Some gardeners tell me they successfully repel the rust fly using coffee grounds, tea leaves, and wood ashes. They use these materials scattered thinly in the seed furrow, and also overtop the seeded area. When the plants are up some gardeners add a little more of their chosen carrot fly deterrent alongside the rows. Onions interplanted with carrots help to mask the fly-drawing odor of the carrots.
In my experience these methods work in gardens where carrot fly is a minimal problem. Where infestations tend to be heavy, the only sure control is to place some kind of a barrier between the fly and the carrot planting.
Reemay tucked securely into the soil around a newly seeded carrot bed, with enough slack left to allow for the carrots’ growth, is effective. If you are not familiar with this material, it is a lightweight floating plant cover that allows light, air and water in to the planting while barring entry to insects. It is available at garden centres.

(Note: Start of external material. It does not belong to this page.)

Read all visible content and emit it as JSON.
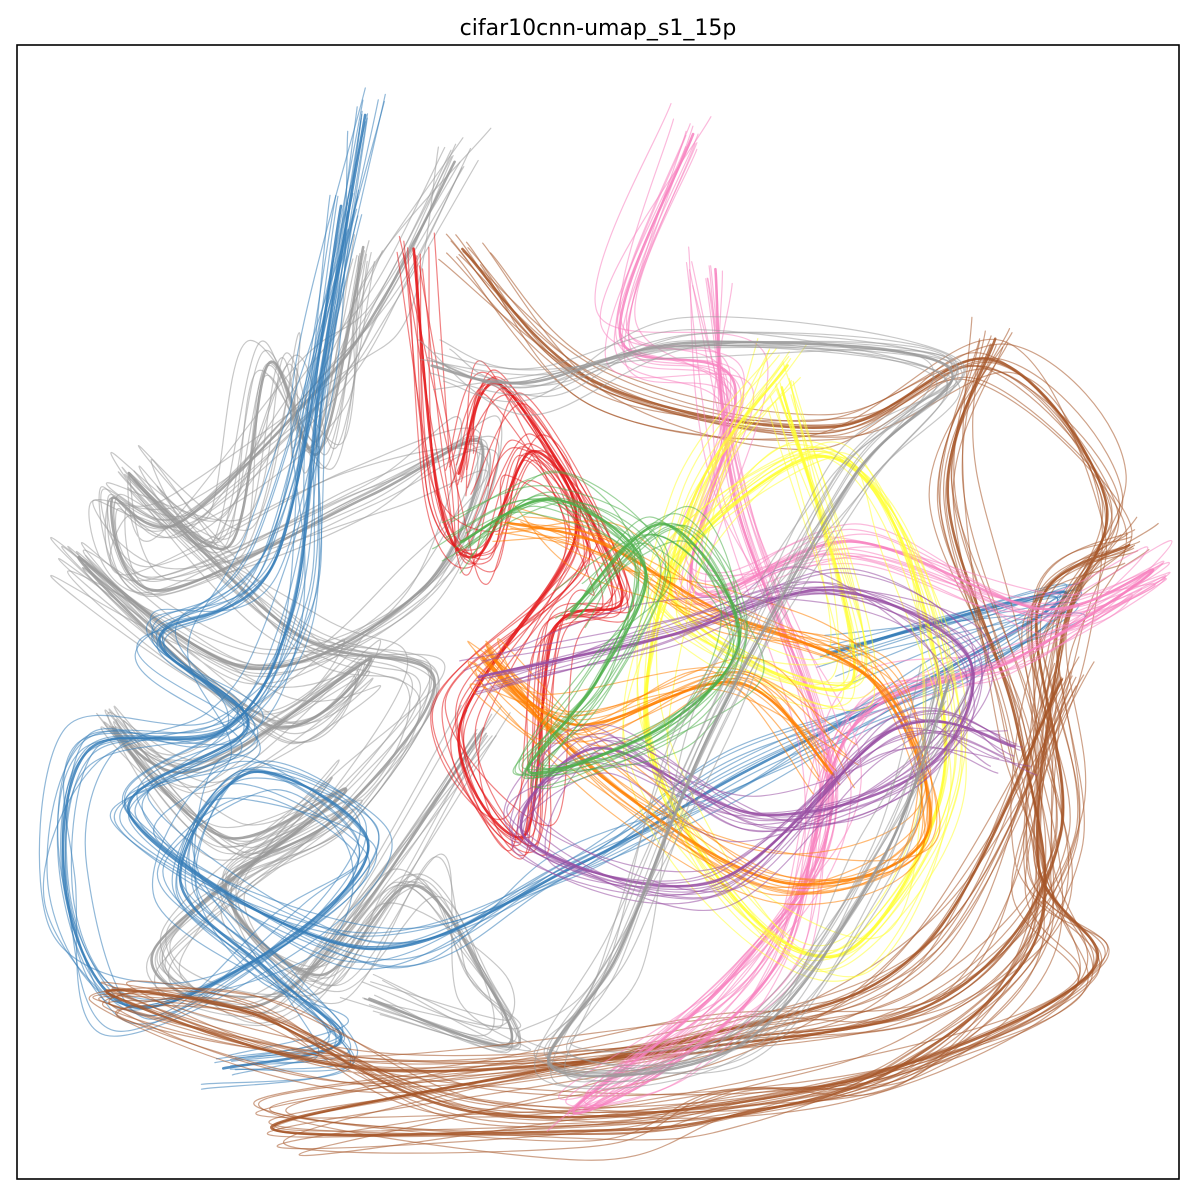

Similar covers can be made from wire mesh folded at the corners to form a box barrier over a carrot planting. I use a board enclosure 18 inches (45 cm) high, with fibreglass screening on wood frames fitting closely over the board enclosure tops. I’ve also seen enclosures that use wire mesh screening on wood frames as the side panels as well as the top cover.
Because rust flies are not high fliers, some gardeners erect topless barriers — 30 inches (75 cm) high is safest — of glass or clear plastic walls around a carrot planting to protect it.